2018年2月現在、つみたてNISAの対象商品となっている141本(ETF3本を除く)の投資信託は、そんな金融庁が一般の人が資産形成をするにあたり、長期的に安定して資産形成ができると判断した厳選された商品です。
はたしてどの程度信頼してもいい話なのでしょうか。
「月5万円」で老後資金は貯められる
金融庁による分析・調査が行われた結果、日本で販売されている投資信託の売れ筋商品上位10本はほぼ、長期的に安定して資産形成するに値しない商品であることが判明しました。森長官自らが「つみたてNISAの対象になりうる投資信託は全体の1%程度しかない」と怒りの演説をぶち上げるまでの事態に。金融のプロである高山さんから見ても、これまでの金融業界のあり方を大きく揺るがす出来事だったそうです。
「森長官は消費者保護の観点と使命感が強くある方。金融庁は、今後本格的にメスを入れ、金融機関のあり方は変わっていくでしょう。とはいえ、これまでならありえなかったはずの大改革を推進しているのは、『個人で資産形成してもらわなければ、国家が潰れる』という危うさの裏返しではありますが。つみたてNISAの対象商品は金融庁が厳選し、過去に遡っても安定的に利益を伸ばしているものばかりなので、リスクは低いと言えるでしょう」(高山さん)
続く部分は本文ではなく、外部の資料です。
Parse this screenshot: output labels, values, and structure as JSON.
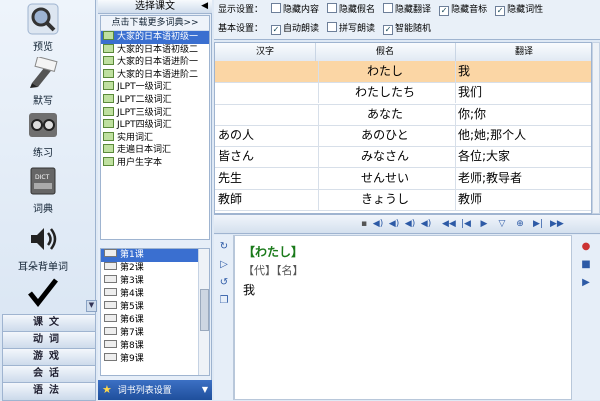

年間40万円が上限のため、最大でも月額3万円程度の小額投資。けれど、高山さんの計算によれば、夫3万円、妻2万円と合わせて5万円を積み立て、利回り5%の投資信託で運用することができれば、20年後には2000万円程度になるそうです。先にも書いたように、年金カット法案によって足りなくなる老後資金は1000万~2000万円。まさに差額を埋めることができますし、教育資金に悩む熟年パパでも手を出しやすい金額と言えます。
「住宅・教育・老後の3大費用をそれぞれ別枠で考え、バランス良く貯めていくことが大事ですね。金融商品はどんどん変化しているため、このほかにも学資保険の予定利率が下がり、元本割れする事態が起きています。高齢化が進む背景の中、保険料を算出するための計算式も変わり、2018年の春以降は、死亡保障の生命保険は値下げ、医療保険は値上げ傾向の商品が登場する可能性が高いと言えます。金融業界の潮目が大きく変わる今、こうした情報をしっかり収集・活用できる人だけが得します。また、国民が損をするような国の施策が決定されるときも、大きく報道されない世の中なので、自己防衛のためにも情報に敏感になるべきですね」(高山さん)
手厚かったはずの国の制度が1つひとつ剥がされていく中、ボンヤリしていても保護してもらえる時代はもう終わったのです。熟年パパが今やるべきことは、マネーに計画性を持つことはもちろん、情報収集で時代の変化に対応していくことと言えそうです。